At the forefront of the fight is Dinesh Thakur, who goes by the name Dinesh Bharti, a nod to his devotion to Bharat, sense indian mother. Thakur, who has created his own one-man Hindu nationalist army called Bharat Mata Vahini, has been arrested more than 10 times and arrested and charged three times for his communal actions.

On Friday, Thakur ran up to Shehzad Khan, the Muslim leader who was there to lead the prayer, and began to confront him, getting within inches of his face and shouting “no prayer here ”, until he was dragged away by five policemen. As the Muslims quietly entered the area to prayerWith their heads bowed and clutching their prayer mats, a line of armed police arrested the Hindu nationalist mob. Seven were detained by the police.

“Conducting prayer in the open air is the jihad land, ”Thakur said before being arrested. “It is an international conspiracy. They do prayer outside, then they build a shrine, then they build a mosque and then inside the mosque they are harboring terrorists and weapons and they are a threat to the nation. I will not stop my fight until this becomes illegal. “

Residents have joined the protests, including Ravinder Kumar, 45, a software engineer and deputy secretary of the Gurgaon Sector 47 Resident Welfare Association. “So many unknown people came here for prayerand it created an atmosphere of fear, “said Kumar. “Afterward, they roam our park and we are concerned that they might be here for theft. A few days ago, the police confiscated an AK47 rifle from a Muslim in Gurgaon. We don’t want such things in our area. “

Kumar admitted that so far no one who attended Friday prayer had committed any crime.

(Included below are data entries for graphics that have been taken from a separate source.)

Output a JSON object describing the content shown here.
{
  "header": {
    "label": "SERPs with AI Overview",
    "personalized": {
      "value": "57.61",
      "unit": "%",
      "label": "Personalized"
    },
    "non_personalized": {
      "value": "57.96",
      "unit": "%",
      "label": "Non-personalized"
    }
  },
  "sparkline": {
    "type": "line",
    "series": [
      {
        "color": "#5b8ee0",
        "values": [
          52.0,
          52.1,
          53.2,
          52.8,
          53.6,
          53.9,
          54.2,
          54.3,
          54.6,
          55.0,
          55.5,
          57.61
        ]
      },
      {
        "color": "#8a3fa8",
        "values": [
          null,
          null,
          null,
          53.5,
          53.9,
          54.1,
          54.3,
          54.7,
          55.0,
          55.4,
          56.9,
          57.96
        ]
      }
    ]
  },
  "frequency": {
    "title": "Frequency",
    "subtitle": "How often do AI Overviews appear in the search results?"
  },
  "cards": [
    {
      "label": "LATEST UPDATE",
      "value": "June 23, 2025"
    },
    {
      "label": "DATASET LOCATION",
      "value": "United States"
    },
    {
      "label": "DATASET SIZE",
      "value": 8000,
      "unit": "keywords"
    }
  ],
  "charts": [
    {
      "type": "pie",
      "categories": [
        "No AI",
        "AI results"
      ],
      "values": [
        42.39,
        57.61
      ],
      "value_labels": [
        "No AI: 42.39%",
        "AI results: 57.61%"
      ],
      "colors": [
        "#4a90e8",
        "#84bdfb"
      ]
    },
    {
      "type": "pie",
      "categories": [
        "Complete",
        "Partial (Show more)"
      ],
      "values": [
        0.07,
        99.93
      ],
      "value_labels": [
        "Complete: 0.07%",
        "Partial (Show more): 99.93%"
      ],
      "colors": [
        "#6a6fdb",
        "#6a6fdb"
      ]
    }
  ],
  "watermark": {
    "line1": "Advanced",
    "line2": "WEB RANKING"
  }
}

For the Muslim community, praying in the few remaining public places has become a statement of their rights in society. The number of public places where Muslims can pray in Gurgaon has recently dropped back to 20 and, due to continued protests, is likely to be further reduced. Mufti Mohammad Saleem Qasmi, president of the Muslim organization Jamiat Ulama-i-Hind, said they would continue to celebrate Friday’s prayer in these spaces, as it was a question of justice.

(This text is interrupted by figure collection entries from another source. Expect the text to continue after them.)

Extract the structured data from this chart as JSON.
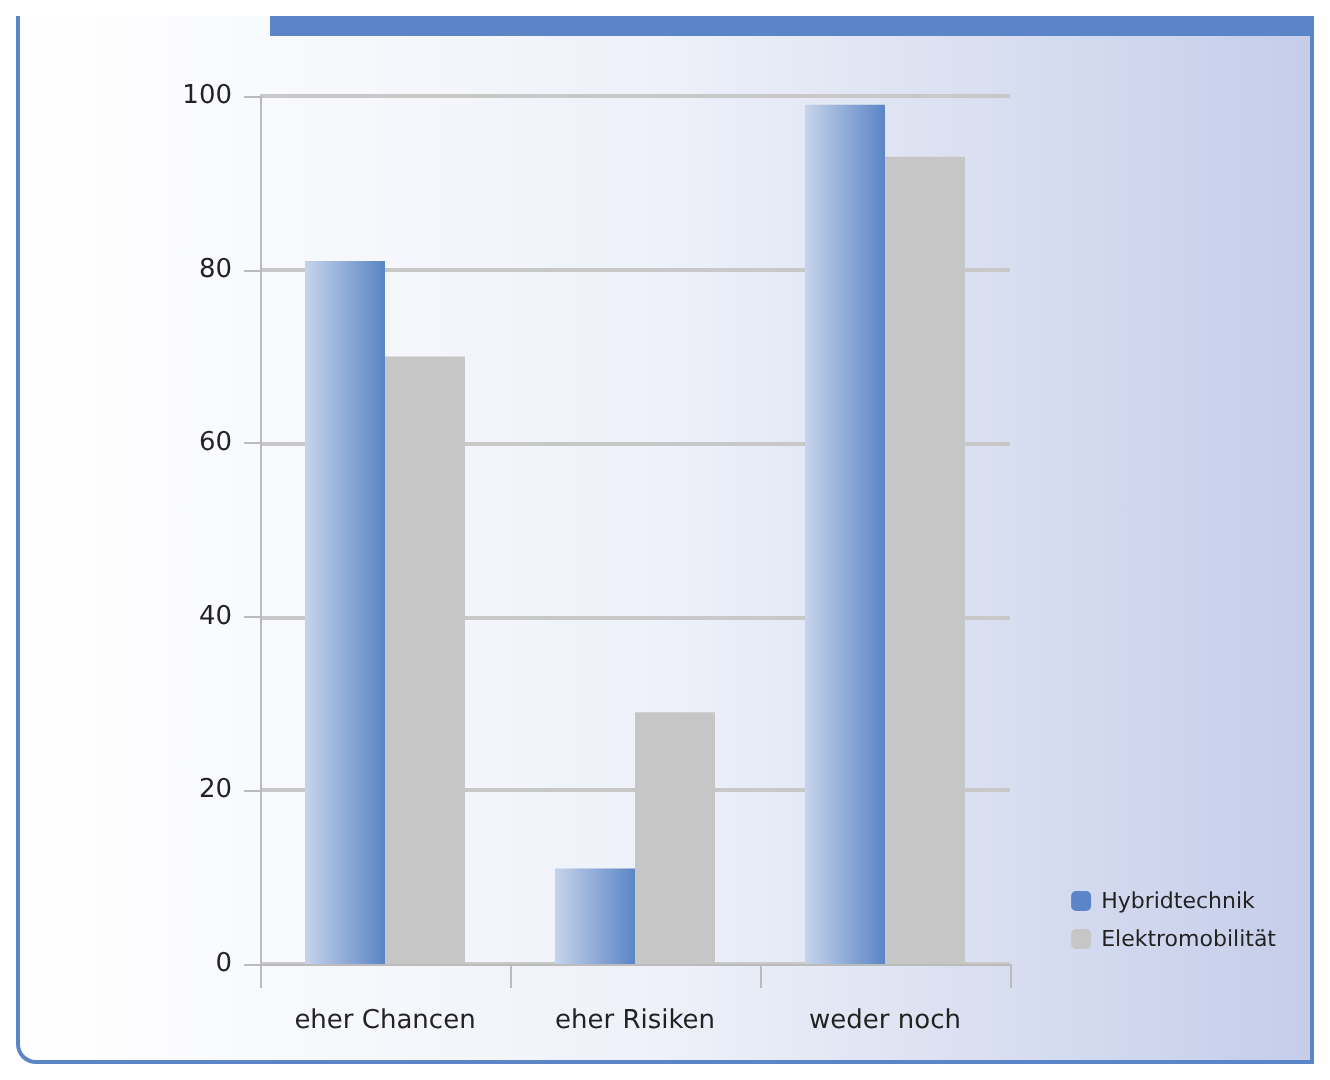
{
  "chart_data": {
    "type": "bar",
    "categories": [
      "eher Chancen",
      "eher Risiken",
      "weder noch"
    ],
    "series": [
      {
        "name": "Hybridtechnik",
        "color": "#5b85c6",
        "values": [
          81,
          11,
          99
        ]
      },
      {
        "name": "Elektromobilität",
        "color": "#c6c6c6",
        "values": [
          70,
          29,
          93
        ]
      }
    ],
    "ylim": [
      0,
      100
    ],
    "yticks": [
      0,
      20,
      40,
      60,
      80,
      100
    ],
    "grid": "y",
    "legend": "bottom right"
  }
}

Friday as the screams of “Jai Shri Ram”It rang and the police stopped the protesters with batons, about 50 Muslims sat side by side in the direction of Mecca and bowed their heads to the ground. Khan then led a prayer for Hindu-Muslim harmony. “Muslims are both Indian and Hindu citizens. Our ancestors have also sacrificed for this country, ”he said. “Guide us, Hindu and Muslim brothers, to remain united in a bond of brotherhood.”

Washi Ahmer, 25, was one of those who came to pray. “We are not afraid but what is happening is not right,” he said. “We have been praying here for 10 to 12 years but all this protest is new. They want to divide the nation. They have a problem with our existence. “

The events in Gurgaon reflect the divisions between Hindus and Muslims that have opened up across India since the Hindu nationalist party Bharatiya Janata gained power in 2014. The BJP has been accused of fanning the flames of communal tensions and allowing the persecution of Muslims, an accusation he denies.

“When this first happened in 2018, it hurt a lot,” Ahmad said. “But there has been so much pressure on Muslims since then that now I have become numb. I don’t feel that pain anymore. “

To enhance community harmony, last Friday the Sikh community stepped in and offered their five gurdwaras in Gurgaon as spaces for prayer. But this further exacerbated the problem. Several people protested a gurdwara with banners and handed out leaflets asking how Sikhs could allow Muslims to enter their place of worship when the Mughals killed their ninth Sikh guru.

In the end, in the name of security, no Muslim prayed in the gurdwara. Daya Singh, 72, a member of the Gurudwara Shri Guru Singh Sabha committee, said: “We know this is not really about prayerIt’s all part of the plan to alienate Muslims. “

The Gurgaon administration says it has solved the problem. “We are committed to preserving community harmony and law and order in the area,” said Gurgaon Deputy Commissioner Dr. Yash Garg. “Prayer now it is offered peacefully. This problem is caused only by the fringe elements on both sides. This is a free country for all religions, the Muslim community can build another mosque if they want. “

Additional reporting by Vandana K


www.theguardian.com

Leave a Reply

Your email address will not be published.